Cheat Sheet For Your DSLR Camera’s Settings

Do you have one of those big, professional looking DSLR (digital single-lens reflex) cameras? Do you have any idea how to use the settings on it?

If you are like most people, you answer yes to the first question and no to the second.

I’m going to briefly go over three different terms for you: aperture, ISO and shutter speed. These can all be adjusted in the manual settings on a DSLR camera to take better pictures. Look through the instructions for your camera in order to learn where these settings are displayed and how to adjust them, since every camera is different. Knowing what these terms mean and how they affect your photos can take your picture from good to great.

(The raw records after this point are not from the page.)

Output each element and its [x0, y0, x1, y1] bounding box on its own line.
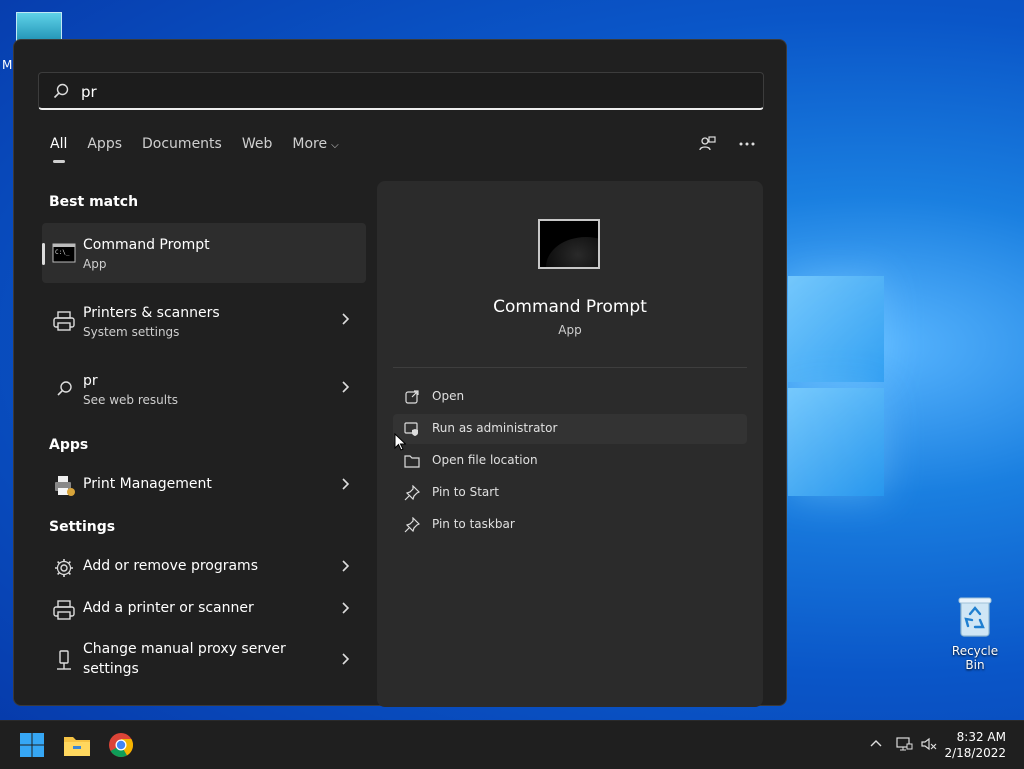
action-pin-to-start[interactable]: Pin to Start — [393, 478, 747, 508]
tab-more-label: More — [292, 136, 328, 152]
file-explorer-button[interactable] — [61, 729, 93, 761]
preview-pane: Command Prompt App Open Run as administr… — [377, 181, 763, 707]
result-subtitle: System settings — [83, 325, 180, 339]
chevron-right-icon — [340, 651, 352, 667]
volume-muted-icon — [921, 737, 937, 751]
chevron-up-icon — [870, 740, 882, 747]
network-button[interactable] — [895, 735, 913, 757]
pin-icon — [404, 516, 421, 533]
action-label: Run as administrator — [432, 421, 558, 435]
preview-title: Command Prompt — [493, 297, 647, 317]
gear-icon — [52, 556, 76, 580]
action-label: Open — [432, 389, 465, 403]
more-options-icon[interactable] — [738, 135, 756, 153]
action-run-as-admin[interactable]: Run as administrator — [393, 414, 747, 444]
search-box[interactable] — [38, 72, 764, 110]
chrome-icon — [109, 733, 134, 758]
clock-time: 8:32 AM — [956, 730, 1006, 744]
mouse-cursor-icon — [394, 432, 407, 455]
preview-divider — [393, 367, 747, 368]
command-prompt-large-icon — [538, 219, 600, 269]
section-best-match: Best match — [49, 194, 139, 210]
clock[interactable]: 8:32 AM 2/18/2022 — [944, 729, 1006, 761]
pin-icon — [404, 484, 421, 501]
result-subtitle: App — [83, 257, 107, 271]
result-title-line1: Change manual proxy server — [83, 641, 286, 657]
svg-text:C:\_: C:\_ — [55, 249, 70, 256]
recycle-bin-label: Recycle Bin — [951, 644, 999, 672]
result-title: Command Prompt — [83, 237, 210, 253]
printer-icon — [52, 309, 76, 333]
open-external-icon — [404, 389, 420, 405]
action-open-file-location[interactable]: Open file location — [393, 446, 747, 476]
search-icon — [53, 83, 69, 103]
filter-tabs: All Apps Documents Web More ⌵ — [50, 136, 359, 166]
result-title: Add or remove programs — [83, 558, 258, 574]
search-panel: All Apps Documents Web More⌵ Best match … — [13, 39, 787, 707]
result-title: Print Management — [83, 476, 212, 492]
network-icon — [896, 737, 913, 751]
chevron-right-icon — [340, 476, 352, 492]
chevron-right-icon — [340, 379, 352, 395]
result-print-management[interactable]: Print Management — [42, 456, 366, 516]
recycle-bin-icon — [958, 596, 992, 638]
command-prompt-icon: C:\_ — [52, 241, 76, 265]
start-button[interactable] — [16, 729, 48, 761]
tab-all[interactable]: All — [50, 136, 67, 166]
print-management-icon — [52, 474, 76, 498]
result-proxy-settings[interactable]: Change manual proxy server settings — [42, 631, 366, 691]
search-icon — [52, 377, 76, 401]
shield-icon — [404, 421, 420, 437]
section-apps: Apps — [49, 437, 89, 453]
tab-web[interactable]: Web — [242, 136, 273, 166]
tab-documents[interactable]: Documents — [142, 136, 222, 166]
result-title: Add a printer or scanner — [83, 600, 254, 616]
windows-logo-icon — [20, 733, 44, 757]
result-subtitle: See web results — [83, 393, 179, 407]
chrome-button[interactable] — [105, 729, 137, 761]
clock-date: 2/18/2022 — [944, 746, 1006, 760]
action-pin-to-taskbar[interactable]: Pin to taskbar — [393, 510, 747, 540]
account-switch-icon[interactable] — [698, 135, 716, 153]
preview-subtitle: App — [558, 323, 582, 337]
action-label: Pin to taskbar — [432, 517, 515, 531]
proxy-icon — [52, 649, 76, 673]
chevron-right-icon — [340, 600, 352, 616]
result-title: Printers & scanners — [83, 305, 220, 321]
action-open[interactable]: Open — [393, 382, 747, 412]
result-title: pr — [83, 373, 98, 389]
section-settings: Settings — [49, 519, 116, 535]
tab-more[interactable]: More ⌵ — [292, 136, 338, 166]
search-input[interactable] — [79, 79, 743, 105]
recycle-bin[interactable]: Recycle Bin — [944, 596, 1006, 672]
printer-icon — [52, 598, 76, 622]
chevron-right-icon — [340, 558, 352, 574]
result-web-search[interactable]: pr See web results — [42, 359, 366, 419]
result-command-prompt[interactable]: C:\_ Command Prompt App — [42, 223, 366, 283]
result-title-line2: settings — [83, 661, 139, 677]
search-header-actions — [698, 135, 756, 153]
folder-icon — [404, 453, 420, 469]
tab-apps[interactable]: Apps — [87, 136, 122, 166]
show-hidden-icons-button[interactable] — [868, 735, 884, 755]
action-label: Open file location — [432, 453, 538, 467]
windows-wallpaper-logo — [788, 268, 888, 500]
action-label: Pin to Start — [432, 485, 499, 499]
folder-icon — [64, 737, 90, 756]
volume-button[interactable] — [920, 735, 938, 757]
desktop-icon-label: M — [2, 58, 13, 72]
chevron-right-icon — [340, 311, 352, 327]
taskbar: 8:32 AM 2/18/2022 — [0, 720, 1024, 769]
result-printers-scanners[interactable]: Printers & scanners System settings — [42, 291, 366, 351]
chevron-down-icon: ⌵ — [331, 140, 339, 151]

The first term is aperture. What it means: the size of the hole in the lens which allows light in. Also represented as: f-stop. The smaller the f-stop, the larger the aperture. What it does: adjusts the depth-of-field. A large f-stop number brings more objects in both the foreground and background into focus. A small f-stop will create a sharper foreground and the background will be more blurry. For something like a portrait, a small f-stop will allow you to create more attention on the subject of your photo. A large f-stop is good for landscapes, where you want the whole picture to be in focus.

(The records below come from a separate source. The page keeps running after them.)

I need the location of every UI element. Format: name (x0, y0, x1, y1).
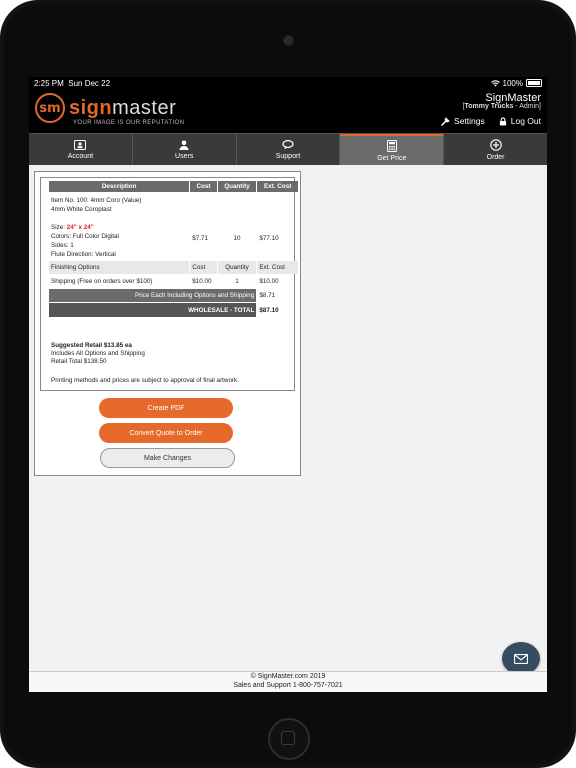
item-flute: Flute Direction: Vertical (51, 251, 116, 258)
finishing-label: Finishing Options (49, 261, 190, 274)
make-changes-button[interactable]: Make Changes (100, 448, 235, 468)
item-description: Item No. 100: 4mm Coro (Value) 4mm White… (49, 193, 189, 260)
retail-line1: Includes All Options and Shipping (51, 350, 145, 357)
wholesale-value: $87.10 (259, 306, 279, 314)
finishing-ext-header: Ext. Cost (257, 261, 298, 274)
users-icon (178, 140, 190, 150)
settings-link[interactable]: Settings (441, 116, 485, 126)
status-bar: 2:25 PM Sun Dec 22 100% (29, 77, 547, 89)
quote-card: Description Cost Quantity Ext. Cost Item… (34, 171, 301, 476)
retail-heading: Suggested Retail $13.85 ea (51, 342, 132, 349)
brand-tagline: YOUR IMAGE IS OUR REPUTATION (73, 120, 185, 126)
shipping-row: Shipping (Free on orders over $100) $10.… (49, 275, 298, 288)
finishing-cost-header: Cost (190, 261, 217, 274)
quote-details: Description Cost Quantity Ext. Cost Item… (40, 177, 298, 391)
col-quantity: Quantity (217, 181, 257, 192)
create-pdf-button[interactable]: Create PDF (99, 398, 233, 418)
item-ext-cost: $77.10 (259, 234, 279, 242)
logo-badge-icon: sm (35, 93, 65, 123)
support-phone[interactable]: Sales and Support 1-800-757-7021 (29, 682, 547, 691)
status-time: 2:25 PM (34, 78, 64, 88)
price-each-value: $8.71 (259, 292, 276, 299)
account-icon (74, 139, 87, 150)
quote-header-row: Description Cost Quantity Ext. Cost (49, 181, 298, 192)
finishing-qty-header: Quantity (217, 261, 257, 274)
wholesale-row: WHOLESALE - TOTAL $87.10 (49, 303, 298, 317)
size-label: Size: (51, 224, 65, 231)
page-footer: © SignMaster.com 2019 Sales and Support … (29, 671, 547, 692)
calculator-icon (386, 139, 397, 152)
nav-label: Support (275, 152, 301, 160)
finishing-header-row: Finishing Options Cost Quantity Ext. Cos… (49, 261, 298, 274)
app-screen: 2:25 PM Sun Dec 22 100% sm signmaster YO… (29, 77, 547, 692)
user-name: Tommy Trucks (464, 103, 514, 110)
nav-label: Get Price (377, 154, 407, 162)
logout-link[interactable]: Log Out (499, 116, 541, 126)
quote-table: Description Cost Quantity Ext. Cost Item… (48, 180, 299, 318)
nav-label: Account (67, 152, 94, 160)
logo-wordmark: signmaster (69, 98, 176, 118)
item-row: Item No. 100: 4mm Coro (Value) 4mm White… (49, 193, 298, 260)
item-line2: 4mm White Coroplast (51, 206, 112, 213)
item-size: Size: 24" x 24" (51, 223, 187, 232)
wholesale-label: WHOLESALE - TOTAL (49, 303, 257, 317)
price-each-label: Price Each Including Options and Shippin… (49, 289, 257, 302)
nav-label: Order (486, 153, 505, 161)
logout-label: Log Out (510, 116, 541, 126)
item-sides: Sides: 1 (51, 242, 74, 249)
item-quantity: 10 (233, 234, 241, 242)
size-value: 24" x 24" (66, 224, 94, 231)
support-icon (282, 139, 294, 150)
wifi-icon (490, 79, 500, 87)
item-line1: Item No. 100: 4mm Coro (Value) (51, 197, 142, 204)
battery-icon (526, 79, 542, 87)
main-nav: Account Users Support Get Price Order (29, 133, 547, 165)
lock-icon (499, 116, 506, 126)
item-colors: Colors: Full Color Digital (51, 233, 119, 240)
convert-to-order-button[interactable]: Convert Quote to Order (99, 423, 233, 443)
pricing-disclaimer: Printing methods and prices are subject … (51, 377, 239, 384)
retail-line2: Retail Total $138.50 (51, 358, 107, 365)
plus-circle-icon (489, 138, 502, 151)
shipping-quantity: 1 (235, 278, 239, 285)
shipping-ext-cost: $10.00 (259, 278, 279, 285)
account-links: Settings Log Out (441, 116, 541, 126)
tablet-frame: 2:25 PM Sun Dec 22 100% sm signmaster YO… (0, 0, 576, 768)
item-cost: $7.71 (192, 234, 209, 242)
suggested-retail: Suggested Retail $13.85 ea Includes All … (51, 342, 145, 366)
nav-users[interactable]: Users (133, 134, 237, 165)
current-user: [Tommy Trucks - Admin] (462, 103, 541, 110)
nav-account[interactable]: Account (29, 134, 133, 165)
nav-label: Users (175, 152, 194, 160)
price-each-row: Price Each Including Options and Shippin… (49, 289, 298, 302)
status-date: Sun Dec 22 (68, 78, 111, 88)
app-header: sm signmaster YOUR IMAGE IS OUR REPUTATI… (29, 89, 547, 133)
shipping-cost: $10.00 (192, 278, 212, 285)
logo-word-master: master (112, 97, 177, 119)
wrench-icon (441, 116, 450, 126)
nav-support[interactable]: Support (237, 134, 341, 165)
front-camera (284, 36, 293, 45)
battery-percent: 100% (502, 78, 523, 88)
copyright: © SignMaster.com 2019 (250, 673, 326, 680)
nav-get-price[interactable]: Get Price (340, 134, 445, 165)
col-description: Description (49, 181, 190, 192)
home-button[interactable] (268, 718, 310, 760)
col-ext-cost: Ext. Cost (257, 181, 298, 192)
nav-order[interactable]: Order (444, 134, 547, 165)
shipping-label: Shipping (Free on orders over $100) (51, 278, 153, 285)
user-role: - Admin (513, 103, 540, 110)
envelope-icon (514, 653, 528, 664)
logo-word-sign: sign (69, 97, 113, 119)
brand-logo[interactable]: sm signmaster (35, 93, 176, 123)
col-cost: Cost (190, 181, 217, 192)
settings-label: Settings (454, 116, 485, 126)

The next term is ISO. What it stands for: International Standards Organization. What it means: how sensitive your camera is to light. What it does: lets you know what kind of light conditions you can use. The lower the ISO, the less “noise” will be in the picture in low-light conditions. Many cameras now have a low ISO of 100. Use the lowest settings possible in lower light conditions. A faster ISO will make your sensor more sensitive, which allows it to take pictures faster. If you are at a concert or somewhere else where flash would be ineffective, up your ISO to get a better picture.

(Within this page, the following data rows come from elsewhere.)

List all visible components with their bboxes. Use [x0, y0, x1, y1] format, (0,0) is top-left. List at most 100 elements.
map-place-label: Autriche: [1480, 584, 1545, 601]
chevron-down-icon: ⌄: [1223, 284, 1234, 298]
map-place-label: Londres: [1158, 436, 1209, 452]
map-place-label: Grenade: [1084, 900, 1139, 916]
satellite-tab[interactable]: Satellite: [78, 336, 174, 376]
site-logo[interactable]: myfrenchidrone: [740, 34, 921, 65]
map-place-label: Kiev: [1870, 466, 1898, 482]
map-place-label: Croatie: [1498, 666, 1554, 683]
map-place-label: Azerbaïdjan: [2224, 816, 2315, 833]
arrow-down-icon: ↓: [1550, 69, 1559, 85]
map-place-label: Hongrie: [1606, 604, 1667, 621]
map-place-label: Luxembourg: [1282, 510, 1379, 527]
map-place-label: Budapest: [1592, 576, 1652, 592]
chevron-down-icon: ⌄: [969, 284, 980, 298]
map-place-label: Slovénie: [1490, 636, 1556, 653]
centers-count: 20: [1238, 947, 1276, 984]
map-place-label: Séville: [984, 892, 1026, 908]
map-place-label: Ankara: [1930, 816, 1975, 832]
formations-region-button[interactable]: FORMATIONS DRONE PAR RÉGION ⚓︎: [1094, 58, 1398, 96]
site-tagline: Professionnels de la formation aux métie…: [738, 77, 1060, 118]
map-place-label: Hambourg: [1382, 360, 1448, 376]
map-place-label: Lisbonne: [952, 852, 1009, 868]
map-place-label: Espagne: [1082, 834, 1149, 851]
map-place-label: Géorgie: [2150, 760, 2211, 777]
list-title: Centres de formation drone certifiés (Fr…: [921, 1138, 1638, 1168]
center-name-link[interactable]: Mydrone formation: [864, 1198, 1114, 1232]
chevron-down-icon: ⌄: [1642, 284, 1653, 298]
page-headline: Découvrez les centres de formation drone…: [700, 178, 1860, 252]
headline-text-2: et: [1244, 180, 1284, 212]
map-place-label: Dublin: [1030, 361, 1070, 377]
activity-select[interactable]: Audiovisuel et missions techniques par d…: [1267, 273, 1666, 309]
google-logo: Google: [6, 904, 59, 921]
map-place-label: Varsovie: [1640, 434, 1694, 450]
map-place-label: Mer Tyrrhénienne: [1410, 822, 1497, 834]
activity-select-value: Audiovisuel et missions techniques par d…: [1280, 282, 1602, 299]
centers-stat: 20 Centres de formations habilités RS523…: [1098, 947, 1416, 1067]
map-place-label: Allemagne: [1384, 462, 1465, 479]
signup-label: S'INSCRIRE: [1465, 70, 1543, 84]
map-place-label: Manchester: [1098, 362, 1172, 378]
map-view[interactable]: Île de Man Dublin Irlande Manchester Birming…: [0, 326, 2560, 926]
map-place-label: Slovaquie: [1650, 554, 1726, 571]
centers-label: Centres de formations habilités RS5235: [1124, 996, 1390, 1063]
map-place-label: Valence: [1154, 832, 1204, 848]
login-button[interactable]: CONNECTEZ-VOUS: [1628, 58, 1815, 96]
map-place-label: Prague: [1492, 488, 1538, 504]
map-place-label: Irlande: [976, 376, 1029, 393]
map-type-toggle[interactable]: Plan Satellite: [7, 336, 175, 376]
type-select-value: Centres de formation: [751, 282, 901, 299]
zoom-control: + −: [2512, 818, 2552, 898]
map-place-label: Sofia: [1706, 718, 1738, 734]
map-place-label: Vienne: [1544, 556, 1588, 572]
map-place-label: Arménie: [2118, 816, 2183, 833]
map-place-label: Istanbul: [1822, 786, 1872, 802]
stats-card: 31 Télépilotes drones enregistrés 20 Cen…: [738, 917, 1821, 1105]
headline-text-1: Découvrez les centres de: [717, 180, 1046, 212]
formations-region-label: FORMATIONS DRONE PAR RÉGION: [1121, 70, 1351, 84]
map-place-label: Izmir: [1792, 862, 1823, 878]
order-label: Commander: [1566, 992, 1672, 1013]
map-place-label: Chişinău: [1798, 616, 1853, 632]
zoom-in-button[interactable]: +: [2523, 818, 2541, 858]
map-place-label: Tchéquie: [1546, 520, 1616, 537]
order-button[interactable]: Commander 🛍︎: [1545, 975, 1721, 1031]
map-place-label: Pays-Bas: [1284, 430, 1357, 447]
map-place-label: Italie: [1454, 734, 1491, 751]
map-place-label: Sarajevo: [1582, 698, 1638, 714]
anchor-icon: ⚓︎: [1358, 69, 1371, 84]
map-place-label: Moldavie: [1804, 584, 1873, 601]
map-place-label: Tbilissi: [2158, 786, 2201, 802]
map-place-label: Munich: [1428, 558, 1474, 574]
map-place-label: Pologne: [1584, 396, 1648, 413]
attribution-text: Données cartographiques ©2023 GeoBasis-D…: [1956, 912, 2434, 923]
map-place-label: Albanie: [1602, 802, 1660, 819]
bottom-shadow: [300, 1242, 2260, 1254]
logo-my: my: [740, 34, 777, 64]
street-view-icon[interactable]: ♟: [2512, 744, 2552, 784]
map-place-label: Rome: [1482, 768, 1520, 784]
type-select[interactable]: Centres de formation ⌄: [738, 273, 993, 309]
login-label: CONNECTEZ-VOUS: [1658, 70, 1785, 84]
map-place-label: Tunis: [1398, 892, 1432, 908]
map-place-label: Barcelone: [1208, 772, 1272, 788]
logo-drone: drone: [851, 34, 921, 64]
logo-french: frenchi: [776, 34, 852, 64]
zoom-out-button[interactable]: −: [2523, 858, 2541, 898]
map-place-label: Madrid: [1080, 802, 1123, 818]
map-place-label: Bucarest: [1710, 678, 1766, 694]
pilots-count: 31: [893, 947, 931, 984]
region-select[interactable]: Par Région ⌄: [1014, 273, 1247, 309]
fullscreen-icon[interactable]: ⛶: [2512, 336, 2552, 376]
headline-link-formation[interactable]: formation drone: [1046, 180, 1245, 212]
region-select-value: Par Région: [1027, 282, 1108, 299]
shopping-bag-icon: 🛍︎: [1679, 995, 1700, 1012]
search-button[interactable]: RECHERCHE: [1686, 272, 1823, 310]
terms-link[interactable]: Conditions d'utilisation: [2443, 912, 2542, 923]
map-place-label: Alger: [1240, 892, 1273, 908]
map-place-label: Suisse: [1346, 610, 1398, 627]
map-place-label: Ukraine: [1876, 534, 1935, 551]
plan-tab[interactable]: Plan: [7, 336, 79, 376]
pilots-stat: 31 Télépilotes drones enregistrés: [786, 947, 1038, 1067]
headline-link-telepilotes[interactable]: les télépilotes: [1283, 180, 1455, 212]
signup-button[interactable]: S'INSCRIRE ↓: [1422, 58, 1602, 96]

That brings us to our last term, shutter speed. What it means: the length of time the camera’s shutter is open. The faster the shutter speed, the faster the shutter opens and closes. How it is represented: in fractions of a second. Usually you will see it listed as a number and “ where “ means a second. You want a faster shutter speed when taking pictures of movement when you want to freeze the action. You use a longer shutter speed to create things like motion blur. The longer your shutter speed, the more important it is to either securely hold the camera or have it on a tripod. If your camera doesn’t have a long enough shutter speed for what you want to do, you should be able to find a remote trigger that will extend it for you.

Knowing how to use these settings can help you take better photos with your digital camera. I recommend testing out all three of these settings on simple subjects around your house before you attempt to use them on something that will really matter to you.